Bear Management

During its first century, Yellowstone National Park was known as the place to see and interact with bears. Hundreds of people gathered nightly to watch bears feed on garbage in the park’s dumps. Enthusiastic visitors fed bears along the roads and behaved recklessly to take photographs.

Beginning in 1931, park managers recorded an average of 48 bear-inflicted human injuries and more than 100 incidents of property damage each year in Yellowstone. In 1960, the park implemented a bear management program directed primarily at black bears and designed to reduce the number of bear-caused human injuries and property damages and to re-establish bears in a natural state. The plan included expanding visitor education about bear behavior and the proper way to store food and other bear attractants; installing bear-proof garbage cans; strictly prohibiting feeding of bears; and removing potentially dangerous bears, habituated bears, and bears that damaged property in search of food. The open-pit garbage dumps remained open.

A few young black bears and an adult approach the passenger window of an old vehicle

In the early days of National Park Service management in Yellowstone, black bears could be fed along roadsides and at garbage dumps. Today, black bears in the park are wild.



After 10 years, the number of bear-caused human injuries decreased slightly to an average of 45 each year. In 1970, Yellowstone initiated a more intensive program that included eliminating open-pit garbage dumps inside the park with the intention of returning bears to a natural diet of plant and animal foods.

Bear researchers and brothers John and Frank Craighead predicted bears would range more widely and come into more conflict with humans as the bears were weaned off of human food. This prediction was realized in the first years of the revised management program: an annual average of 38 grizzly bears and 23 black bears were moved to backcountry areas, and an annual average of 12 grizzly bears and 6 black bears were removed from the population. However, the number of bear-human conflicts decreased to an annual average of 10 each year after 1972. Bear removals also decreased.

In 1983, the park implemented a new grizzly bear management program that emphasized habitat protection in backcountry areas. The park established “bear management areas” that restricted recreational use where grizzly bears were known to concentrate. The goals were to minimize bear–human interactions that might lead to habituation of bears to people, to prevent human-caused displacement of bears from prime food sources, and to decrease the risk of bear-caused human injury in areas with high levels of bear activity. This program continues today.


Quick Facts

Early Interactions

  • Late 1880s: Bears begin gathering at night to feed on garbage behind park hotels.
  • 1910: First incidents of bears seeking human food along park roads.
  • 1916: First confirmed bear-caused human fatality.

Early Management

  • 1931: Park begins keeping detailed records of bear-inflicted human injuries, property damage, and bear control actions.
  • 1931–1969: average of 48 bear-inflicted human injuries and more than 100 incidents of property damage occur annually.

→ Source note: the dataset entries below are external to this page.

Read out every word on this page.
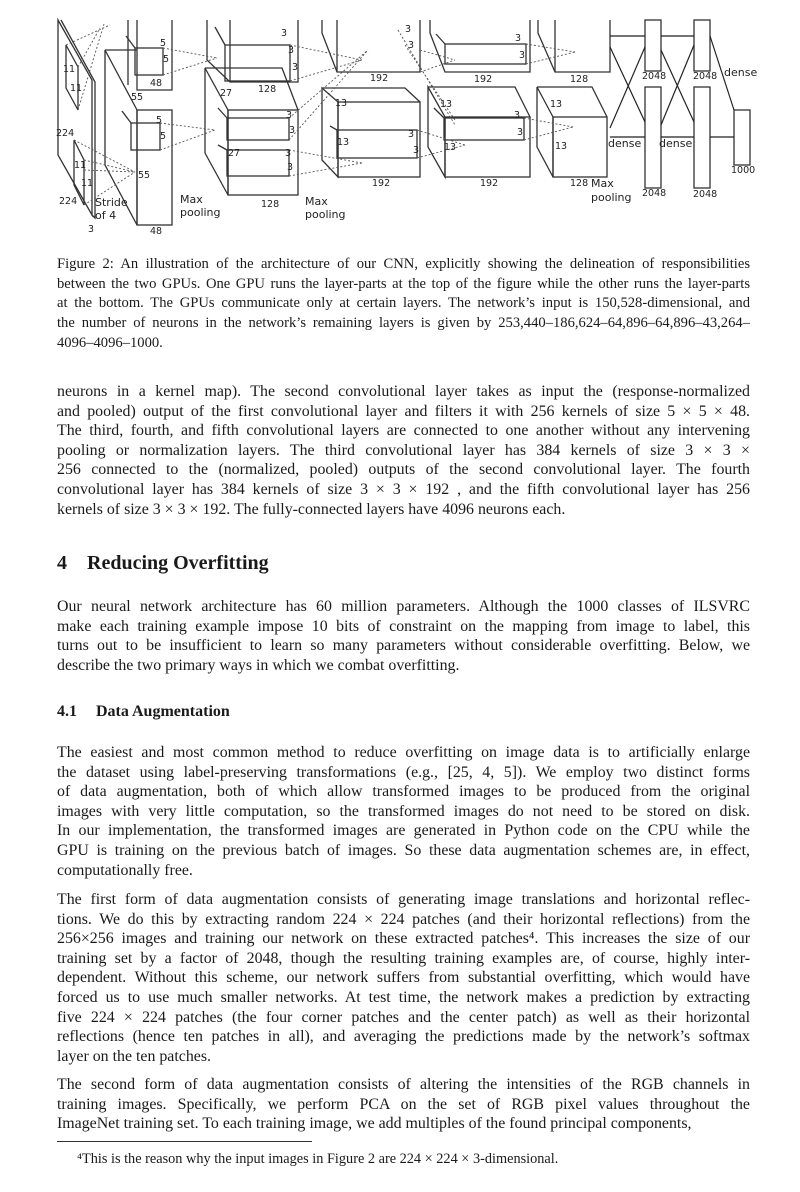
11
11
224
11
11
224 Stride
of 4
3
5
5
48
55
5
5
55
48
Max
pooling
27	128
3
3
3
3
3
27	3
3
128 Max
pooling
3
3
192
13
13
3
3
192
3
3
192	128	2048	2048 dense
13	13
3
3
13	13	dense dense
192	128 Max
pooling
1000
2048	2048
Figure 2: An illustration of the architecture of our CNN, explicitly showing the delineation of responsibilities
between the two GPUs. One GPU runs the layer-parts at the top of the figure while the other runs the layer-parts
at the bottom. The GPUs communicate only at certain layers. The network’s input is 150,528-dimensional, and
the number of neurons in the network’s remaining layers is given by 253,440–186,624–64,896–64,896–43,264–
4096–4096–1000.
neurons in a kernel map). The second convolutional layer takes as input the (response-normalized
and pooled) output of the first convolutional layer and filters it with 256 kernels of size 5 × 5 × 48.
The third, fourth, and fifth convolutional layers are connected to one another without any intervening
pooling or normalization layers. The third convolutional layer has 384 kernels of size 3 × 3 ×
256 connected to the (normalized, pooled) outputs of the second convolutional layer. The fourth
convolutional layer has 384 kernels of size 3 × 3 × 192 , and the fifth convolutional layer has 256
kernels of size 3 × 3 × 192. The fully-connected layers have 4096 neurons each.
4 Reducing Overfitting
Our neural network architecture has 60 million parameters. Although the 1000 classes of ILSVRC
make each training example impose 10 bits of constraint on the mapping from image to label, this
turns out to be insufficient to learn so many parameters without considerable overfitting. Below, we
describe the two primary ways in which we combat overfitting.
4.1 Data Augmentation
The easiest and most common method to reduce overfitting on image data is to artificially enlarge
the dataset using label-preserving transformations (e.g., [25, 4, 5]). We employ two distinct forms
of data augmentation, both of which allow transformed images to be produced from the original
images with very little computation, so the transformed images do not need to be stored on disk.
In our implementation, the transformed images are generated in Python code on the CPU while the
GPU is training on the previous batch of images. So these data augmentation schemes are, in effect,
computationally free.
The first form of data augmentation consists of generating image translations and horizontal reflec-
tions. We do this by extracting random 224 × 224 patches (and their horizontal reflections) from the
256×256 images and training our network on these extracted patches⁴. This increases the size of our
training set by a factor of 2048, though the resulting training examples are, of course, highly inter-
dependent. Without this scheme, our network suffers from substantial overfitting, which would have
forced us to use much smaller networks. At test time, the network makes a prediction by extracting
five 224 × 224 patches (the four corner patches and the center patch) as well as their horizontal
reflections (hence ten patches in all), and averaging the predictions made by the network’s softmax
layer on the ten patches.
The second form of data augmentation consists of altering the intensities of the RGB channels in
training images. Specifically, we perform PCA on the set of RGB pixel values throughout the
ImageNet training set. To each training image, we add multiples of the found principal components,
⁴This is the reason why the input images in Figure 2 are 224 × 224 × 3-dimensional.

Changes in Management in 1970

  • 1970: Yellowstone implements a new bear management program to restore bears to a diet of natural foods and to reduce property damage and human injuries.
  • Strictly enforcing regulations prohibiting the feeding of bears and requiring proper storage of human food and garbage.
  • All garbage cans in the park convert to a bear-proof design.
  • Garbage dumps close within and adjacent to the park.

Recent Progress

  • Decrease in human injuries from 45 injuries per year in the 1960s to 1 injury per year in the 2000s.
  • Decrease in property damage claims from 219 per year in the 1960s to an average of 15 per year in the 2000s.
  • Decrease in number of bears that must be killed or removed from the park from 33 black bears and 4 grizzlies per year in the 1960s to an average of 0.34 black bear and 0.2 grizzly bear per year in the 2000s.
  • Decrease in bear relocations away from humans from more than 100 black bears and 50 grizzlies per year in the 1960s to an average of 0.4 black bear and 0.6 grizzly bear per year in the 2000s.